One of the most common issues fans tend to have with their idols is dating. As a young adult or child, it is perfectly normal and healthy to develop a celebrity crush and go off on a long daydream about this supposedly “unattainable” person. Growing up, though, it is important to be able to recognize the difference between a day dream and an obsession; obsessions can often lead to the fan feeling like they–and they alone–should have the right to information about an idol’s private dating life; even become angry when dating rumors involving their idol begin to appear. In the most dangerous cases, obsessions like these can lead to Erotomania (believing that a person, usually of a “famous” status, is in love with you) and Celebrity Worship Syndrome.
Even if there are no thoughts about having a relationship with K-pop idols, the actions and personalities of celebrities can often influence the watcher’s current and future relationship. As fans watch and study videos of their favorite performers, they can often begin to feel an appreciation or longing for a certain personality trait a celebrity has. At first, it starts as a cute quality they love, but then it turns into a missing quality that their current partner does not have. This can often lead to an obsessed fan harboring resentment towards their spouse and wishing they could be more like their idol, and holding future partners to unrealistic expectations.

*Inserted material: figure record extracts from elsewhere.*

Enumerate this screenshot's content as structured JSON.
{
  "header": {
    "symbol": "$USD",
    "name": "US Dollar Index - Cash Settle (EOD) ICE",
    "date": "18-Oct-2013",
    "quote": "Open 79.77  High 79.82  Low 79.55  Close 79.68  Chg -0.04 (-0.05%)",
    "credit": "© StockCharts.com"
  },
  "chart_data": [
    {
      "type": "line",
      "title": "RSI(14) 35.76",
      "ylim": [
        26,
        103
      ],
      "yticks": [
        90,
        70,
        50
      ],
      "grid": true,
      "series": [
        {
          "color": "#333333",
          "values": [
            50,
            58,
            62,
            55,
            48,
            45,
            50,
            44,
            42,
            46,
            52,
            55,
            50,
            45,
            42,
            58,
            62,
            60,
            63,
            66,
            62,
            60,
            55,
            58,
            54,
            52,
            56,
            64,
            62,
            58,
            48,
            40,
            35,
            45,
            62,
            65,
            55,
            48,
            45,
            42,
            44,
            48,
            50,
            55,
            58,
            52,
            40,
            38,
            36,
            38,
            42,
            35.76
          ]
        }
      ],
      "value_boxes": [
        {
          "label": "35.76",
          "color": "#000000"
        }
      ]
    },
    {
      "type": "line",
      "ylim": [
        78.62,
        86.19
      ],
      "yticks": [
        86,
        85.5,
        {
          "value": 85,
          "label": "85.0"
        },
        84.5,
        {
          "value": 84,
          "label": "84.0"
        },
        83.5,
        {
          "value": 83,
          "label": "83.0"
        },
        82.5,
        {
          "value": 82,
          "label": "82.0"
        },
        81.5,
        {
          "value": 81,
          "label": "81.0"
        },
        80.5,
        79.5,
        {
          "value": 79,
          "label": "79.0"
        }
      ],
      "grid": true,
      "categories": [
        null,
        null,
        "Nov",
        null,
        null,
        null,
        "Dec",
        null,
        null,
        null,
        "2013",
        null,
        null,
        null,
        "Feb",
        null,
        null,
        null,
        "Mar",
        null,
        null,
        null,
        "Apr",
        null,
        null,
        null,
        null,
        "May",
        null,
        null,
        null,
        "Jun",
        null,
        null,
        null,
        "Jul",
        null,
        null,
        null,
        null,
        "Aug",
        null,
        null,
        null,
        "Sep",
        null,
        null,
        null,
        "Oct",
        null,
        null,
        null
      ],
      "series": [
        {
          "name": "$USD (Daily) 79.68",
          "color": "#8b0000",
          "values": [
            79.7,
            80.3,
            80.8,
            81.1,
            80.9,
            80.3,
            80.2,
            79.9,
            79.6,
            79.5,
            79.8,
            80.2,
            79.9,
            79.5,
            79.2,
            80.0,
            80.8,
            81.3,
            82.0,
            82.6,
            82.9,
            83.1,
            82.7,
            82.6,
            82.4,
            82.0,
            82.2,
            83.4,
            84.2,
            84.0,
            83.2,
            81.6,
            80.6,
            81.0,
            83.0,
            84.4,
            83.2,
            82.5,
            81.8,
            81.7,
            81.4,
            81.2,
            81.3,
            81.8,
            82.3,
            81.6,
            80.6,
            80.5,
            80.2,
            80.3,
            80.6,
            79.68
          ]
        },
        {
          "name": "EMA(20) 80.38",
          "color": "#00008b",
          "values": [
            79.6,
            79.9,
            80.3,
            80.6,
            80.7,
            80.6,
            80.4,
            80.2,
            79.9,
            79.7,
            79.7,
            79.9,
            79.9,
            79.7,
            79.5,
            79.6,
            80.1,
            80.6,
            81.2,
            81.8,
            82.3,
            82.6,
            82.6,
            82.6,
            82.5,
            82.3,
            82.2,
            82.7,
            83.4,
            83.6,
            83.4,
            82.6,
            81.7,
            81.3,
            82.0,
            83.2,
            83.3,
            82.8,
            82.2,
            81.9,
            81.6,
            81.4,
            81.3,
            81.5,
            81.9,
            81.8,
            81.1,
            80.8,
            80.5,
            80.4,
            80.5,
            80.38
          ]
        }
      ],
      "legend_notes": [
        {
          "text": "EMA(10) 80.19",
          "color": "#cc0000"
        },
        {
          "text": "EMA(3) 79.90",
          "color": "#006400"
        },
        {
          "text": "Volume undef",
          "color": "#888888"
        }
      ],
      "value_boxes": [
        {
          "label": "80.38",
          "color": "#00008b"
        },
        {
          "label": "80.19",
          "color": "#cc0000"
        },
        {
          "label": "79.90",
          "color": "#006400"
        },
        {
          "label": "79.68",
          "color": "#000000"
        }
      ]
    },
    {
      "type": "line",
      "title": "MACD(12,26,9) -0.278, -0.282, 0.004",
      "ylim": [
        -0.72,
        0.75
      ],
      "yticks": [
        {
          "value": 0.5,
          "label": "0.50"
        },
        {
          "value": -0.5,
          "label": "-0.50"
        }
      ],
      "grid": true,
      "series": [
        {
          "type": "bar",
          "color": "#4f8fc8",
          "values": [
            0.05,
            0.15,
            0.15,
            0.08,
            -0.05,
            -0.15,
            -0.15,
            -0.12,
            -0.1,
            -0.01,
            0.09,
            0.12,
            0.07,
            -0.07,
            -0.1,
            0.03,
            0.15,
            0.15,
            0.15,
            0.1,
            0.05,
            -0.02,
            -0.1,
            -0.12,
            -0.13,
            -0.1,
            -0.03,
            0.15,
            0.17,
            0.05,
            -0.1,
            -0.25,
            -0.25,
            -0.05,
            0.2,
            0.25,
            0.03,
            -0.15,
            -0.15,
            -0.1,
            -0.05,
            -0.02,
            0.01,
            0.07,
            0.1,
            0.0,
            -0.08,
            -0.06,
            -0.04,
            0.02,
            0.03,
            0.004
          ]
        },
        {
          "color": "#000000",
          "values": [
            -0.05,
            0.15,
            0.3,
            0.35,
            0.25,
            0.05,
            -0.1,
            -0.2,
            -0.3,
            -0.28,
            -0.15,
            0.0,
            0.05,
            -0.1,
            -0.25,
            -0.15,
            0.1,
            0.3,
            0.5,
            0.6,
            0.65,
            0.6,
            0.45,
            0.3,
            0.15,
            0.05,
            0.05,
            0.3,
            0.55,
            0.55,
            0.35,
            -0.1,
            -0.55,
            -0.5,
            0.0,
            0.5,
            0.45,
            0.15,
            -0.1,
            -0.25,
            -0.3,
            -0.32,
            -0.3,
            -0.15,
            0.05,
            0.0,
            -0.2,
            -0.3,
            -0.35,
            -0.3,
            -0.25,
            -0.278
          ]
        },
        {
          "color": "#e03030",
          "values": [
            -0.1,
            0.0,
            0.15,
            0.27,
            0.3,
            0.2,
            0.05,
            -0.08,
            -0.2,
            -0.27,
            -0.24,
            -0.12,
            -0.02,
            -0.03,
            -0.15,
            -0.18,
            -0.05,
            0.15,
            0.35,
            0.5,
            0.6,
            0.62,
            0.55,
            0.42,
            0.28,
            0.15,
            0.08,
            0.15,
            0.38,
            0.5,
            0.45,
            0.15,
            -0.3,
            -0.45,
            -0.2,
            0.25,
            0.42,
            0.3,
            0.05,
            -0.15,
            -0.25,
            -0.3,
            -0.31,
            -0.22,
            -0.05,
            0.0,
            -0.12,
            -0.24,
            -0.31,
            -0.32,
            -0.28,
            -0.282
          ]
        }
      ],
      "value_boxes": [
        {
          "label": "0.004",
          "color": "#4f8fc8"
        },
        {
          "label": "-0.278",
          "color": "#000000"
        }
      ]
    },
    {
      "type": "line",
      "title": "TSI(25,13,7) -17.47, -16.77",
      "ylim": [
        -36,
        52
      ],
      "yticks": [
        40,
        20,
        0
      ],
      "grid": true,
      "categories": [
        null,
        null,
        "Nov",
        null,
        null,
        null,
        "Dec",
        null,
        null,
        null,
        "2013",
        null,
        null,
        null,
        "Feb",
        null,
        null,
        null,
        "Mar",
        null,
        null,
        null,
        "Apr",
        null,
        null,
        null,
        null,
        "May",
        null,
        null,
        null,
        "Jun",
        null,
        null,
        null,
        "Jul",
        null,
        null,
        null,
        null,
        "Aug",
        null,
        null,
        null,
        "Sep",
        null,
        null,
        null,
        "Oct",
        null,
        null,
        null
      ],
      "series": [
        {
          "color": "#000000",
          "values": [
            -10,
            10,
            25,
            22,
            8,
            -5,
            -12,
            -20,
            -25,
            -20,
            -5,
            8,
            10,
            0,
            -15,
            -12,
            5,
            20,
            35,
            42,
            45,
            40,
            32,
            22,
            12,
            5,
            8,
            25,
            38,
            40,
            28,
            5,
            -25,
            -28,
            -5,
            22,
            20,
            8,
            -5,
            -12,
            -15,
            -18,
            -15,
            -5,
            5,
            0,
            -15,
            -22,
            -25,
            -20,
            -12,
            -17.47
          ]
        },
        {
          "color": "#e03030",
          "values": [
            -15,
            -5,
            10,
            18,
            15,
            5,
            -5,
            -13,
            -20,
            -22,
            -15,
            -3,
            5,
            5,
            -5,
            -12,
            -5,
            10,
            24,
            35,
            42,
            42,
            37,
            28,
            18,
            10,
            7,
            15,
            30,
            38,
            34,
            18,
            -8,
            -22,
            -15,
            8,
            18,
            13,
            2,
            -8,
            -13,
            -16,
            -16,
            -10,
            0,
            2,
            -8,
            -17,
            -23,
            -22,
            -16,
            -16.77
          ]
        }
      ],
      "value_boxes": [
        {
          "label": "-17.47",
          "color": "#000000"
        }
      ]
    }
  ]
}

In order to avoid these issues, it is important to remind oneself that not all of the actions and personalities of artists and performers should be idolized. After all, if those same characteristics were present in a non-famous person, they would then be looked at as “normal” qualities; idols and celebrities are famous mostly for their skills in the music industry, not for their bright personalities. To further that statement, also remember that it is not fair to yourself or to your idol to assume that you are the perfect person out there for them and that they should only look at you. This notion and obsession will only set you up for disappointment in your future dating life and will increase your chances of developing an unhealthy mentality when it comes to the K-pop industry.
If you are ever concerned that you may be developing traits that point to obsession, then try taking a quick step back from K-pop and exploring new hobbies or interests to dedicate time to. Do not forget that it is perfectly okay to distance yourself from something if it is negatively impacting your life; so if you need to lay off the video watching or poster hanging for a while in order to reframe your mind and better yourself, then go right ahead! Try finding something physical to do (jogging/walking, outdoor photography, crafting, etc) that requires two eyes and two hands; this will lower your temptation to dive back into the unhealthy lifestyle. Always remember, it is okay to support and love your favorite K-pop idols, but do not let fantasies or daydreams become unhealthy ideas or obsessions!